“Don’t bother!” Mr. Conne was saying in his brusque manner. “We’ll take no chances on losing any lives. Let Dean Devlin roast. He deserves it now—and hereafter too.”

Skippy was delighted that he was having his hand shaken by the greatest detective in his country. It was the longest handshake he had ever experienced. And, what was more wonderful still, Carlton Conne’s arm was about his shoulder.

“We only got your note last night, kid,” he was saying. “Your sweet old lady didn’t get out her pocketbook until yesterday afternoon when she wanted to go out for a walk, after being laid up with a cold.
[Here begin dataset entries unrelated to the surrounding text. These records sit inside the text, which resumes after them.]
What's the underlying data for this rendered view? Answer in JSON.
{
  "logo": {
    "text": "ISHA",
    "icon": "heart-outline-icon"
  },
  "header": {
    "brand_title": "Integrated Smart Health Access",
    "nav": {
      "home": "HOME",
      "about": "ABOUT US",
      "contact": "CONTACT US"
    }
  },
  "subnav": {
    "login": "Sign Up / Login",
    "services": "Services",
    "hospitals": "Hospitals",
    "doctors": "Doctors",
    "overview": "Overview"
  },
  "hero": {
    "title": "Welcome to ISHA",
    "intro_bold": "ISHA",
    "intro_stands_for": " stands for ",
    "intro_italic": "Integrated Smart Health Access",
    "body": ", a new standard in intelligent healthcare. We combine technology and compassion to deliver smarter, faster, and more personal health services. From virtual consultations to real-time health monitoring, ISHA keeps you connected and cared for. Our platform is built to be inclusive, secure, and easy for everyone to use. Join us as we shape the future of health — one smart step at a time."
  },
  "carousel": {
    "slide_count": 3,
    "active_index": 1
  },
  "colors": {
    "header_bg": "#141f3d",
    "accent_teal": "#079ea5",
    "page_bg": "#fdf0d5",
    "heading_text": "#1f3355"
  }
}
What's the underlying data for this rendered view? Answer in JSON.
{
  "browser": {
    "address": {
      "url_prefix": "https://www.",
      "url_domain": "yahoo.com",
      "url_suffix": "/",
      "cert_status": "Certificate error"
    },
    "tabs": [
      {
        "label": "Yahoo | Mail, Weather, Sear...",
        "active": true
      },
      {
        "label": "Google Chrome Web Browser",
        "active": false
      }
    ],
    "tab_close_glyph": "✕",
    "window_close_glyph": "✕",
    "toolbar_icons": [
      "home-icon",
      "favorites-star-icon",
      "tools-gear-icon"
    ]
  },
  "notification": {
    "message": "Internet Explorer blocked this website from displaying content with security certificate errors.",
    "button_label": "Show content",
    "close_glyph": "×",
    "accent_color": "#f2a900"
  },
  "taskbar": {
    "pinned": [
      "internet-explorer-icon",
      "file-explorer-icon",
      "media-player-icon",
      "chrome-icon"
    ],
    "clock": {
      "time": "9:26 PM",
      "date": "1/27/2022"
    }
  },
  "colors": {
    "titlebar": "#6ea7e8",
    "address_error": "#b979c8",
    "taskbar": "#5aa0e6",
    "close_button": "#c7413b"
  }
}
She took the train and came straight to New York.”

“I’m sorry, Mr. Conne—I’m sorry....”

“What are you sorry for? You’ve been a clever youngster through this whole thing—that note was a masterpiece.”

“I wrote it like that in case Devlin should find it on me, then he wouldn’t know I was sort of workin’ for you,” Skippy said apologetically.

“Couldn’t have done better myself!” Mr. Conne said crisply.

“We doped out the distance from the way you figured the time and your idea of telling how the house came to be left here and about the hermit. We knew you were somewhere in this section because Dick Hallam reported he spotted you in Hillbriar. I learned only yesterday from an insurance company complaint that an apparent systematic effort was being made to defraud by insuring boys and doing away with them to collect on the policies. I got Hallam on the phone, had him check in Hillbriar and he dug up the evidence that linked Devlin unmistakably to the racket. And a few hours later, just before I got your note, I received the information that Devlin, who had been in an insane asylum, when we thought he was under cover and had escaped, had developed a mania for killing while being apparently normal in other respects.”

He patted Skippy on the back and then went on: “So I prayed for a break that we might get to you in time. I blamed myself for putting you in such danger, but I never knew Devlin as a killer and I never suspected the racket he was working, or I wouldn’t have sent you on the job. Well, thank God we made it in time.”

“It’s all right, it’s all right, Boss,” Skippy answered.